The calibration assistant function deals with the configuration files. In this simulation, both the wind stirring efficiency and vertical mixing coefficient are in the parameter (.par) file, while the light extinction coefficient is in the configuration (.cfg) file. We assigned a range and a preferred number of values to try for each of the three parameters to form a sequence of possible values (Table 2).

Table 2: Three parameters that were calibrated with assigned value ranges and preferred number of values to try (\(N_{values}\)).

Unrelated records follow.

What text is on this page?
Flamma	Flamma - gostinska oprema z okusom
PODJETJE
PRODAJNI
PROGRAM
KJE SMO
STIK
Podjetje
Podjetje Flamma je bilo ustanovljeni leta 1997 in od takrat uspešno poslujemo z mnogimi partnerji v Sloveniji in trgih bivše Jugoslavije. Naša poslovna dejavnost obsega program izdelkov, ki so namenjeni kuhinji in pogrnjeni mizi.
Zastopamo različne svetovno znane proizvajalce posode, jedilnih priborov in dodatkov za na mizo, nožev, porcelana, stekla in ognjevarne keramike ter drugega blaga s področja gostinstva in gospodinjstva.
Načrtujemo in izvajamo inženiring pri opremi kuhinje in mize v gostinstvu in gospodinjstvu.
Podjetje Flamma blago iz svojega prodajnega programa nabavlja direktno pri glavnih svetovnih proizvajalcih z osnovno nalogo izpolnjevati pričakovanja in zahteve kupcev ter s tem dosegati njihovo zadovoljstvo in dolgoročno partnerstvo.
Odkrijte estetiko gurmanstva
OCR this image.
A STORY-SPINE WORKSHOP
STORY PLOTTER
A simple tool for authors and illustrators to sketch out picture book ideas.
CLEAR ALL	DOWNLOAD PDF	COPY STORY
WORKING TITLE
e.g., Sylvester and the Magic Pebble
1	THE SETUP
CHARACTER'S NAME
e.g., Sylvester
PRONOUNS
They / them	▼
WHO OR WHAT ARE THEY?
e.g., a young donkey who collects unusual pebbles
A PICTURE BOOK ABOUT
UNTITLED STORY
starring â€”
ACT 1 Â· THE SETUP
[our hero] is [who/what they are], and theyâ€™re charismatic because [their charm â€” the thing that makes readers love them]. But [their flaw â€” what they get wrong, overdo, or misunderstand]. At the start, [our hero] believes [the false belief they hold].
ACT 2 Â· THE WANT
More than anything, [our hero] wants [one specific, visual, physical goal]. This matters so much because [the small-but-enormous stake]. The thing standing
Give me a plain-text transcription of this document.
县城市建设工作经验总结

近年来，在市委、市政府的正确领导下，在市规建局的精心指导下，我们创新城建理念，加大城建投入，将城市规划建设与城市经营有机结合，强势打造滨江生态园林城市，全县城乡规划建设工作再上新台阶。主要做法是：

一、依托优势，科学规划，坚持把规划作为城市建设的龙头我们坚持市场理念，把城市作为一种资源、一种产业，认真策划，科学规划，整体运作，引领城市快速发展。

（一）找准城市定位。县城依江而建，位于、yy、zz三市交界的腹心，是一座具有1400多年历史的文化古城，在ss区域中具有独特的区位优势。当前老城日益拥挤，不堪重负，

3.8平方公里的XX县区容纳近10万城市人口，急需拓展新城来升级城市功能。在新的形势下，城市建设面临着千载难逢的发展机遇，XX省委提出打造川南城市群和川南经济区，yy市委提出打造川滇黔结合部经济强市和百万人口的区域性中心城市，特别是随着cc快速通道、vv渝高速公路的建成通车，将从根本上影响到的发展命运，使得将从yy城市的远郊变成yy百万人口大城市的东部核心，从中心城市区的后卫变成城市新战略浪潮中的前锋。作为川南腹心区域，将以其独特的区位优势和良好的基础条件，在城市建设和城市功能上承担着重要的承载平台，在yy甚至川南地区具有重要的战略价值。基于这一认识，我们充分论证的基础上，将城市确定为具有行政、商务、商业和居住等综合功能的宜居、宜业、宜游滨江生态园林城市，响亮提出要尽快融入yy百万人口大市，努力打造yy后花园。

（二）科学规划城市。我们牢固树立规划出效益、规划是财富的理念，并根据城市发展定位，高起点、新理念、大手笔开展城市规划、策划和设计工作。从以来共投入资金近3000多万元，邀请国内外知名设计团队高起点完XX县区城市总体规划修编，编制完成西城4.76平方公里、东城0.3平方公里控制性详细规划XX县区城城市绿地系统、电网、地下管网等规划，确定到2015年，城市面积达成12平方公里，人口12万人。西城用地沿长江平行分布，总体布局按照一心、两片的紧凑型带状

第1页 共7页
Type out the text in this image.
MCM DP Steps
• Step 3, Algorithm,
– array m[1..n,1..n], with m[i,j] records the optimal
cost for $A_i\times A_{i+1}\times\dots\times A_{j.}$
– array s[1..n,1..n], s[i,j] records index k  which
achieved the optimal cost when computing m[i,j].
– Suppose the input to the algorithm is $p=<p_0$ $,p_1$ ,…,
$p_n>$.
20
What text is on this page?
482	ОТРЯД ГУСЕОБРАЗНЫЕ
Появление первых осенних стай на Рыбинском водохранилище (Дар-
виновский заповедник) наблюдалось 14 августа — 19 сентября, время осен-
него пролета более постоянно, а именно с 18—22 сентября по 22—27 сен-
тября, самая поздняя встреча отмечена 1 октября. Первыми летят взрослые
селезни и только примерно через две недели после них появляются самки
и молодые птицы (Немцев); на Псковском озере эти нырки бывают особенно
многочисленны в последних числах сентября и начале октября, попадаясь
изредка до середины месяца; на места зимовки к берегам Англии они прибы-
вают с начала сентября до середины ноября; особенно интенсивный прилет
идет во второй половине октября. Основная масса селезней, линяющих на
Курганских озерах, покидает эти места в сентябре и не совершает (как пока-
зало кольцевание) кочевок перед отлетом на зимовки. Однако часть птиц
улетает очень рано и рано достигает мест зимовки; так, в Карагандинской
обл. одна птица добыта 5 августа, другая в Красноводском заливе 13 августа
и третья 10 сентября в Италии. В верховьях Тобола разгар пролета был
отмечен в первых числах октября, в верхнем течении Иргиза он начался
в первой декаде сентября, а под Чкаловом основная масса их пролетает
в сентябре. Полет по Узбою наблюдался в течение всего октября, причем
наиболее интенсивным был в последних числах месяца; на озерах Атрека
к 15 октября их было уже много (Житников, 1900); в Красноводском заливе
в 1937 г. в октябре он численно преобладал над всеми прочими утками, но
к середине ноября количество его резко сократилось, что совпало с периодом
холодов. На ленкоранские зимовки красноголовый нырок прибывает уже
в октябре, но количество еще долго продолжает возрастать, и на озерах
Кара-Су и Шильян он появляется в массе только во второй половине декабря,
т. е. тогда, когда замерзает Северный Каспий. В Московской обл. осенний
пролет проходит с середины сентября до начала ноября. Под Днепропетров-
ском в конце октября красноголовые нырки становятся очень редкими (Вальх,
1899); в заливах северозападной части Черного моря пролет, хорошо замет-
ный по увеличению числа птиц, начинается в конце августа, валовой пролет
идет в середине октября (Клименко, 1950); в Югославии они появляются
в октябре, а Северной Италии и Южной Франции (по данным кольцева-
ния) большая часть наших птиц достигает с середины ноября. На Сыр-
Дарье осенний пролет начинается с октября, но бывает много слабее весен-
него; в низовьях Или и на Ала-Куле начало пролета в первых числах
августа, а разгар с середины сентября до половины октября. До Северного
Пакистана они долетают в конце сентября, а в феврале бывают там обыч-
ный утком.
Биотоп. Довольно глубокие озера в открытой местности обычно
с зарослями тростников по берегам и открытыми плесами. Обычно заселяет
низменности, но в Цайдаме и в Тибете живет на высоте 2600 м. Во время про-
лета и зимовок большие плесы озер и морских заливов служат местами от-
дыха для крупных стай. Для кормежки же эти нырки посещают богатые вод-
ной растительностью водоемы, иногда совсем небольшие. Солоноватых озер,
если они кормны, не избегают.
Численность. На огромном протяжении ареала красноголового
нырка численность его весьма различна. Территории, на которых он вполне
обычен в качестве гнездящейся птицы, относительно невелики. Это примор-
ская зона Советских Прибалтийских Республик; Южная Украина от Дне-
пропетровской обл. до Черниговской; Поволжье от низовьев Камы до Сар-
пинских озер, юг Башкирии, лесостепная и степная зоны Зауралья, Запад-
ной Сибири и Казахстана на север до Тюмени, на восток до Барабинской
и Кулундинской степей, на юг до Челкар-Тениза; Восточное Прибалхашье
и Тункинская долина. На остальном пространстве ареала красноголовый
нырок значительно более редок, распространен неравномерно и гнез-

The columns of “Input file” and “Line No.” describe the line of the input file where the parameter is located.
Parameter Unit Min Max \(N_{values}\) Input file Line No.
Wind stirring efficiency - 0.2 0.8 4 Okareka.par 12
Vertical mixing coefficient - 100 700 4 Okareka.par 15
Light extinction coefficient \(m^{-1}\) 0.1 0.25 4 Okareka.cfg 7

The calibration assistant function tried all combinations of the three parameter values and calculated the objective function NSE for each model run. We chose the combination of parameter values that gave the highest NSE values as the optimal set and then used the post-processing tools to plot simulations against observations in four different ways. The R code for using the calibration assistant function in this example is as follows:

   # Assisting calibration of DYRESM-CAEDYM using the dycdtools package
    library(dycdtools)
    calib.assist(cal.para = "calibration_data/Calibration_parameters.csv",
                 combination = "all",
                 model.var = "TEMP",
                 obs.data = "calibration_data/Obs_data_template.csv",
                 objective.function = "NSE",
                 start.date = "2002-01-23",
                 end.date = "2016-12-31",
                 dycd.wd = "calibration_data/DYRESM_CAEDYM_Lake-Okareka/",
                 dycd.output = "calibration_data/DYRESM_CAEDYM_Lake-Okareka/DYsim.nc",
                 file.name = "calibration_data/Calibration_outputs.csv",
                 write.out = TRUE,
                 parallel = TRUE,
                 verbose = TRUE)

Given each parameter had four assigned values, the calibration assistant function called DYRESM-CAEDYM to run a total of 43 = 64 combinations for the three parameters. For each model run, the objective function NSE was calculated for temperature simulations. A heat map is a good way to visualise the variations in these NSE values under different combinations of parameter values. An example of R code for producing a heat map of the auto-calibration outcome is as follows:

    # Read in model calibration results
    calibration <- read.csv("calibration_data/Calibration_outputs.csv")

    # Heat map
    library(ggplot2)
    ggplot(calibration, aes(x = wse,y = vmc,fill = NSE.TEMP)) +
           geom_tile() +
           scale_fill_distiller(palette = "PuBu", direction = 1) +
           facet_grid(~lec, scales = "free") +
           xlab("Wind stirring efficiency") +
           ylab("Vertical mixing coefficient") +
           labs(title = "Light extinction coefficient", fill = "NSE") +
           theme_bw()  +
           theme(plot.title = element_text(size = 11, hjust = 0.5))
           
    ggsave(filename = "Figure_03.png", width = 8, height = 4)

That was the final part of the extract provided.